# Mathematica - FindFit with complex numbers

1. Sep 9, 2008

### NeoDevin

Is there any way to use the FindFit function with complex data/functions, but to only return real results for the parameters?

Right now I'm getting the following error:

FindFit::nrnum: The function value 62.6185+25.5493i is not a real number at {c1f,c2f} = {1.,1.}.

From the code:

FindFit[data, {model, {Im[c1f] == 0, Im[c2f] == 0}}, {c1f, c2f}, x]

Alternatively, is there any way to fit the same parameters in 2 functions to 2 different data sets simultaneously? (then I could just separate the real and imaginary parts, and fit them both)

2. Oct 16, 2009

### Littlepig

Have exactly the same problem here....

With the same error...

3. Oct 16, 2009

### Hepth

But if the function is returning a complex result, do you just want the real part? Or only parts of the function where its is ONLY real?

4. Oct 16, 2009

### NeoDevin

Sorry littlepig, I never did figure it out. I would still be curious to know how to do it if anyone else here knows. Originally (the first post was over a year ago) I had wanted to fit a complex function to complex data, using 2 real parameters. I ended up using a different approach to solve my original problem.

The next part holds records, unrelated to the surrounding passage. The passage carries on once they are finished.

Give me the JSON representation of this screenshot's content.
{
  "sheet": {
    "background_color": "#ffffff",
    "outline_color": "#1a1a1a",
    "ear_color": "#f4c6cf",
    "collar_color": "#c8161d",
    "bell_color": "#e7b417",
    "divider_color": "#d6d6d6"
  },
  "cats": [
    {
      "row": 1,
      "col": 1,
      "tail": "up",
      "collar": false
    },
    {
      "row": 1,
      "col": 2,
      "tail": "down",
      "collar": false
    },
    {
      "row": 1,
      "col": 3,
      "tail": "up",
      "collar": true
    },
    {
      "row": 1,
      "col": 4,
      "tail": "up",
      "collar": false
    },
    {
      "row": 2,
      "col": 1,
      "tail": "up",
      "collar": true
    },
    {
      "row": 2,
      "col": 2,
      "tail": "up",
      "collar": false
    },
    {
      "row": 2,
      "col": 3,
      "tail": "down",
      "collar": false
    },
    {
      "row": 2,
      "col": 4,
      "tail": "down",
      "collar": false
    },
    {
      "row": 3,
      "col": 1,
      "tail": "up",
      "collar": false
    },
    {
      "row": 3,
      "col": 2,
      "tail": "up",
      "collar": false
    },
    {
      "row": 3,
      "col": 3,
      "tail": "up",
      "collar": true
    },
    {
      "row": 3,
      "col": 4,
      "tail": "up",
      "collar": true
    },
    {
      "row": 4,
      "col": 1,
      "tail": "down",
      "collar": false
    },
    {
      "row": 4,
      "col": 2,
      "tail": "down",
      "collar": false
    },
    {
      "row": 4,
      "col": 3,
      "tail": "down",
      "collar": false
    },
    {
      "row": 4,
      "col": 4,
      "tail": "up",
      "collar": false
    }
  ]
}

I guess you could define the chi squared function and then use minimize or nminimize...

5. Oct 17, 2009

### Littlepig

Suppose the example:

model = a^b*t^2+i a^2*b*exp[t] where (t,a,b in real)

data= {{t,x(t)+y(t) i},...} where y and x are real (data is the experimental data...numbers...)

FindFit[data,model,{a,b},t]

Thanks, it's a possible solution...:p